Mais la Sonate n° 5, qui date de 1953, est née elle aussi dans des moments terribles. Elle est dédiée à Shostakovitch qui était intervenu avec courage en écrivant à Lavrenti Béria, bientôt directeur du KGB, pour demander la mise en liberté de Weinberg, mis en prison en raison de ses liens familiaux avec l’un des accusés du complot des « blouses blanches ». Weinberg fut incarcéré pendant onze semaines ; c’est la mort de Staline, survenue le 5 mars 1953, qui permit sa relaxe. La cinquième sonate pour violon et piano apparaît comme un acte de retour à la liberté, en quatre mouvements dont trois allegros, avec des contrastes marqués, des envolées de l’archet et une impression globale d’une vive expressivité où l’optimisme, peu souvent de mise chez Weinberg, pointe l’oreille.

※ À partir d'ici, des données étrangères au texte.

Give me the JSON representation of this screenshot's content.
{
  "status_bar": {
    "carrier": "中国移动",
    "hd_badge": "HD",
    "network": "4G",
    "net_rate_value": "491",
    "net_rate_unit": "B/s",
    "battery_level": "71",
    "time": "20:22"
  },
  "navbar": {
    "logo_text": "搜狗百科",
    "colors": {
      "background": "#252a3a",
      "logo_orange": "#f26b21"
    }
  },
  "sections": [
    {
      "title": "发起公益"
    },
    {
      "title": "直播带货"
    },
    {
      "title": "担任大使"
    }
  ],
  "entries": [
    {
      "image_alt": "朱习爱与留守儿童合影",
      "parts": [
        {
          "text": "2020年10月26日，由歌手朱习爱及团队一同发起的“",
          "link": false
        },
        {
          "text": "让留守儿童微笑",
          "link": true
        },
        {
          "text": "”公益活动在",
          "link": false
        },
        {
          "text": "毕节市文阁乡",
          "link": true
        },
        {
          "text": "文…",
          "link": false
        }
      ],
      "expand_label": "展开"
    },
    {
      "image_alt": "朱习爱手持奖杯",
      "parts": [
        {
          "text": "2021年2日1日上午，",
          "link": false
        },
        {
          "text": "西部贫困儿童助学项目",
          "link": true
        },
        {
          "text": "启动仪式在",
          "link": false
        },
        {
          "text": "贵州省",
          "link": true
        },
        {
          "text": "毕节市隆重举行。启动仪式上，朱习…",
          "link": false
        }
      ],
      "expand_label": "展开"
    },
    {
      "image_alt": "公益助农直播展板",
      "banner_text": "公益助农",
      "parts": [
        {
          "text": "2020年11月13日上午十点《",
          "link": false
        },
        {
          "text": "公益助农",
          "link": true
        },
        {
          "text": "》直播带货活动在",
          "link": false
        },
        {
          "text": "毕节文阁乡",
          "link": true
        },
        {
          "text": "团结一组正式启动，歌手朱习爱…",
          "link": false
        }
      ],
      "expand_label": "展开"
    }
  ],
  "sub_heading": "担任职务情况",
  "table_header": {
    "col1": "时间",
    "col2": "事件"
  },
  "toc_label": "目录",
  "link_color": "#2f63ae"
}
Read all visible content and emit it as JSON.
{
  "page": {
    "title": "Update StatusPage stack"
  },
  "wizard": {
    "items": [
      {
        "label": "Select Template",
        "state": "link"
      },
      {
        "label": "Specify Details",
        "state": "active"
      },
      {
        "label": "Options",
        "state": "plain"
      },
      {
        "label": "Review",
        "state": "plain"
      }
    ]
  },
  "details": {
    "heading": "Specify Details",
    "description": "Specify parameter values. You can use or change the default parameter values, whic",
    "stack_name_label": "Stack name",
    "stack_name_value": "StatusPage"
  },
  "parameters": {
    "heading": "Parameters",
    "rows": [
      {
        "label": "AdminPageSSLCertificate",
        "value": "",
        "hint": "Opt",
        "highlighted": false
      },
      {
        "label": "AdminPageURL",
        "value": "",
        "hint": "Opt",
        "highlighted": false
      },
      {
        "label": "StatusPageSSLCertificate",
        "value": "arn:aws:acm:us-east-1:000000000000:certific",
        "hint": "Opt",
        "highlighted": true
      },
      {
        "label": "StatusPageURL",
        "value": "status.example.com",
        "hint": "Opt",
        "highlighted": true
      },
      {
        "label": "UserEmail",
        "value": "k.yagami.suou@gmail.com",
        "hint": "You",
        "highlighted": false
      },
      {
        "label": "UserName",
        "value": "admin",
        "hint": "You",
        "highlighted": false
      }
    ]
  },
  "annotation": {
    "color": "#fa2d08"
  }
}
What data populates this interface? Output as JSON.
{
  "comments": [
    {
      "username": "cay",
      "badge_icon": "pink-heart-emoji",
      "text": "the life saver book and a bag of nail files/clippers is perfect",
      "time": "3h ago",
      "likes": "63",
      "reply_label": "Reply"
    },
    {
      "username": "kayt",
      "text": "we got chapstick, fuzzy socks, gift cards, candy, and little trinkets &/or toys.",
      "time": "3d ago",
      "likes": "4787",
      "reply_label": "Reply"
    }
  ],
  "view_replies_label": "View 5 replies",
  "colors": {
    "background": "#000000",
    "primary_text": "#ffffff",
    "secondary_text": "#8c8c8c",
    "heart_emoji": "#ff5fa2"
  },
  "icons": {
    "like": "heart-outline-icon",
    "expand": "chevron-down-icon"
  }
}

Quant à la Sonate n° 4, datée de 1947 et dédiée à Leonid Kogan, elle comporte elle aussi quatre mouvements, en continu, dont trois adagios. C’est une période un peu plus sereine pour Weinberg, après les terribles épreuves de la seconde guerre mondiale et avant la funeste année 1948 qui verra l’assassinat de son beau-père, le comédien juif Solomon Mikhoels, exécuté en pleine rue pour avoir suggéré la création d’une république autonome juive en Crimée. Dans cette sonate, douceur, apaisement provisoire et solidité dominent, dans un dialogue à la fois souple et lyriquement fluide. 

Agnès Payka et Dimitri Vassilakis ont enregistré ces trois sonates de Weinberg au studio de Meudon en mai et juin 2019. Ils traduisent avec la pudeur et l’émotion qui conviennent l’univers tourmenté du compositeur. On appréciera l’engagement de la violoniste dans toutes ses interventions, en particulier dans le chant de douleur du début de la Sonate n° 6 dont elle traduit le déchirement avec une intense dignité.